I servizi domiciliari di cura sono uno dei pilastri su cui si fonda la LTC (assistenza di lunga durata) in Italia. Purtroppo percentuali troppo basse di anziani che riescono a beneficiare nel nostro Paese di servizi di assistenza nei diversi livelli di non autosufficienza. Nel quinquennio 2009-2013 in Italia gli anziani sono aumentati dell’8,6% passando da 11.974.530 a oltre 13 milioni.

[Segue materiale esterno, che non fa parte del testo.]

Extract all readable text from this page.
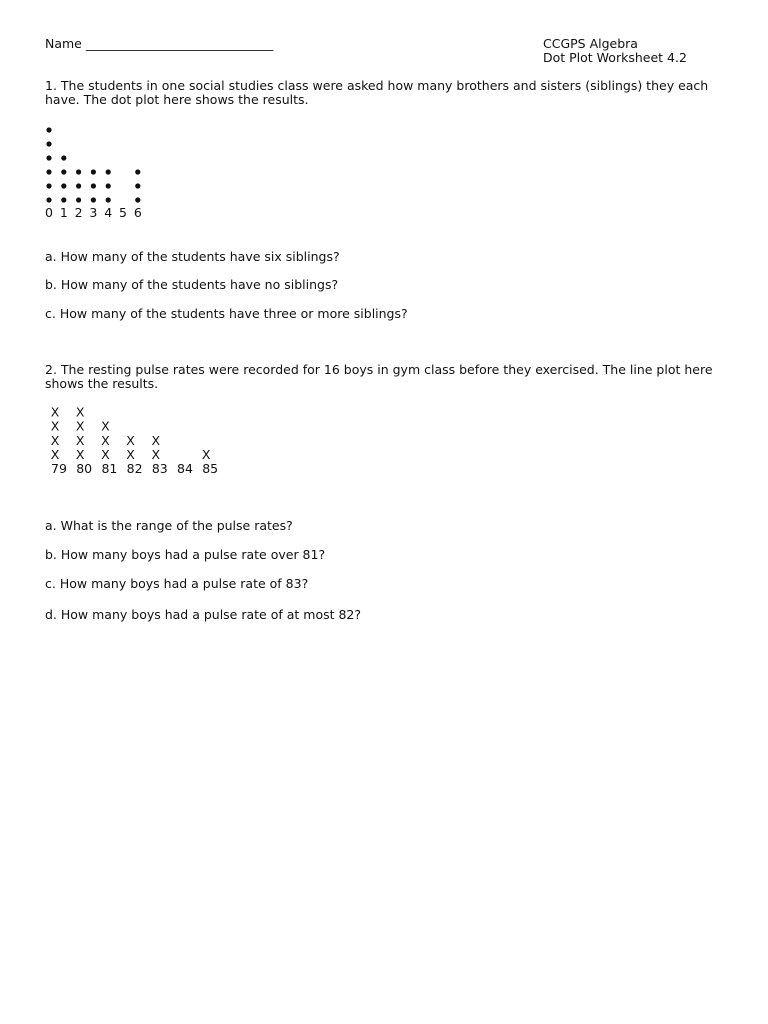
Name ______________________________	CCGPS Algebra
Dot Plot Worksheet 4.2
1. The students in one social studies class were asked how many brothers and sisters (siblings) they each have. The dot plot here shows the results.
0 1 2 3 4 5 6
a. How many of the students have six siblings?
b. How many of the students have no siblings?
c. How many of the students have three or more siblings?
2. The resting pulse rates were recorded for 16 boys in gym class before they exercised. The line plot here shows the results.
79
X
X
X
X
80
X
X
X
X
81
X
X
X
82
X
X
83
X
X
84 85
X
a. What is the range of the pulse rates?
b. How many boys had a pulse rate over 81?
c. How many boys had a pulse rate of 83?
d. How many boys had a pulse rate of at most 82?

Negli ultimi anni gli italiani hanno fatto sempre più ricorso alla cura informale e alle badanti, soluzione che ha grandi incognite in tema di sostenibilità economica. I costi di questo welfare “informale” grava sui bilanci delle famiglie, a fronte di una spesa media mensile di 667 solo il 31,4% riesce a ricevere una qualche forma di sostegno pubblico, rappresentato perlopiù dall’Accompagno (19,9%). Per quanto lo scenario di qui ai prossimi anni appaia pieno di incertezze si stima comunque che l’evoluzione della domanda di “badanti”, mantenendo stabile il tasso di utilizzo dei servizi da parte delle famiglie, porterà il numero degli attuali collaboratori da 1 milione 655 mila a 2 milioni 151 nel 2030, determinando un fabbisogno aggiuntivo complessivo di circa 500 mila unità. È questo il dato che emerge dalla ricerca Fondazione CENSIS e ISMU.